Forum Moderators: phranque
Also, in the U.S., the telecom deregulation act's attempt to foster competition has instead meant that companies are extremely reluctant to build infrastructure which they must then share with competitors. Here in Washington, the only reliable DSL is through Verizon the incumbent local Bell monopoly, and to get a cable modem you'll generally be talking to the incumbent local cable monopolies, Comcast/Cox/Cablevision. And I'm not paying $60 a month for Internet access.
"In its June newsletter, Enron priced an OC-3 from New York City to Los Angeles, for July delivery, at $29,587 per month.
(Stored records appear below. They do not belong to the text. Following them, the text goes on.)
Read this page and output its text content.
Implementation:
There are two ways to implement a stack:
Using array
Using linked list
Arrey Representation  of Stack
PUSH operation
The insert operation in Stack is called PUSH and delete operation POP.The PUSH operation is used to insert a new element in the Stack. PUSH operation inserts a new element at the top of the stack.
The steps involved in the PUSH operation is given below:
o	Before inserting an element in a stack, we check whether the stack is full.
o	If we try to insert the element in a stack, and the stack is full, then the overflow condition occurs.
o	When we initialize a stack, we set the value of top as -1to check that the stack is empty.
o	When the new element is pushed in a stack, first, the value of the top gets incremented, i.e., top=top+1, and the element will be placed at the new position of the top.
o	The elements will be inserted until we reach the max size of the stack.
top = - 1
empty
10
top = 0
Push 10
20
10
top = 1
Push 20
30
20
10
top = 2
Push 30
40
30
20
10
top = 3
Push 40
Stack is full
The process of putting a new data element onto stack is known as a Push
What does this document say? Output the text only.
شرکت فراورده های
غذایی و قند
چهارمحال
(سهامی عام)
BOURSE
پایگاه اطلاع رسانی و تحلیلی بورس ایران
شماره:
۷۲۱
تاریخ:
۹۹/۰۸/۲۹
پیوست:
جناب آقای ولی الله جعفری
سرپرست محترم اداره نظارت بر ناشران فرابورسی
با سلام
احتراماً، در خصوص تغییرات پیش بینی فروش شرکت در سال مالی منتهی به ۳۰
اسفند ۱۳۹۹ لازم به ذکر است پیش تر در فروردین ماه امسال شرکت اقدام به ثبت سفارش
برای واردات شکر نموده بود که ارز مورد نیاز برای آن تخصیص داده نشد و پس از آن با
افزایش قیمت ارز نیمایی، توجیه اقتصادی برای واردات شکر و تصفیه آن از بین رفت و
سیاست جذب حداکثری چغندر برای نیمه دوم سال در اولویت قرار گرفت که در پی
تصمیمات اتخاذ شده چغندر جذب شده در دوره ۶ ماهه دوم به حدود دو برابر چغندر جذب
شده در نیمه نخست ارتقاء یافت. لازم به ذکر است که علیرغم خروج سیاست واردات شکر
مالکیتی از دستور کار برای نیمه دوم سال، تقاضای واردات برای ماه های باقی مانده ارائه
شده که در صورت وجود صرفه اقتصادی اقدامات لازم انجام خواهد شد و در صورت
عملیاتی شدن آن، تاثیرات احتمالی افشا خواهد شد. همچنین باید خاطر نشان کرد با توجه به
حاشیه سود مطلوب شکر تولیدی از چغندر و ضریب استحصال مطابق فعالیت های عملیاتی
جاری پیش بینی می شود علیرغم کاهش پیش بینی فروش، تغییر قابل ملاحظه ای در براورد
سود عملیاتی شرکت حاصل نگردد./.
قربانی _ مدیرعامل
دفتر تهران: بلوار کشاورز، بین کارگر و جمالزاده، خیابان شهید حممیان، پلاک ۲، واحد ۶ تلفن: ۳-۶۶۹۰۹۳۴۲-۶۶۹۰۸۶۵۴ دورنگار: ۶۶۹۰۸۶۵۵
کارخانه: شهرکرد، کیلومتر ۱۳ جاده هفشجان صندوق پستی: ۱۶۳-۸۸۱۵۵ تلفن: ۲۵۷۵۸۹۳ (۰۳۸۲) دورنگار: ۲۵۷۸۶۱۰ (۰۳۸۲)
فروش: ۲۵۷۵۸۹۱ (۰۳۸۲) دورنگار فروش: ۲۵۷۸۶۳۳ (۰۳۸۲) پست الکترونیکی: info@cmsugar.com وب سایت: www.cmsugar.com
By mid-July, the price was down to $16,437 a month for September delivery, and an amazing $1,879 per month for delivery in January 2002.
Russ Matulich, VP sales for the trading and consulting firm RateXchange said the low prices were not an anomaly. "We are seeing that price compression across the board. We are seeing a general, aggressive decline in bandwidth pricing in all major routes, worldwide. In some cases, the prices are falling 10 to 30 percent month over month."
Source [bcr.com]
Can't find a 2002 source that's from a 3rd party
but the so-called last mile problem-- connecting all this bandwidth to businesses and consumers.
Agree it's a last mile problem, which however should affect more the websurfers and less the website owners - provided their host has a fast connection to a backbone.
Interestingly my (private) flat rate DSL line has no traffic limit, while my site has. I could theoretically be downloading videos 24h/day.
On the end-consumer side, I pay $7.77 monthly for website hosting with 25 gigs of transfer. I pay $29.95 montly for high speed, broadband cable internet service and it's about as fast as the human eye can measure - LOL. Of course, I also use the same cable company for my digital (line) telephone and high def digital TV service, so it's at a discounted rate for each. I feel the expense is very low.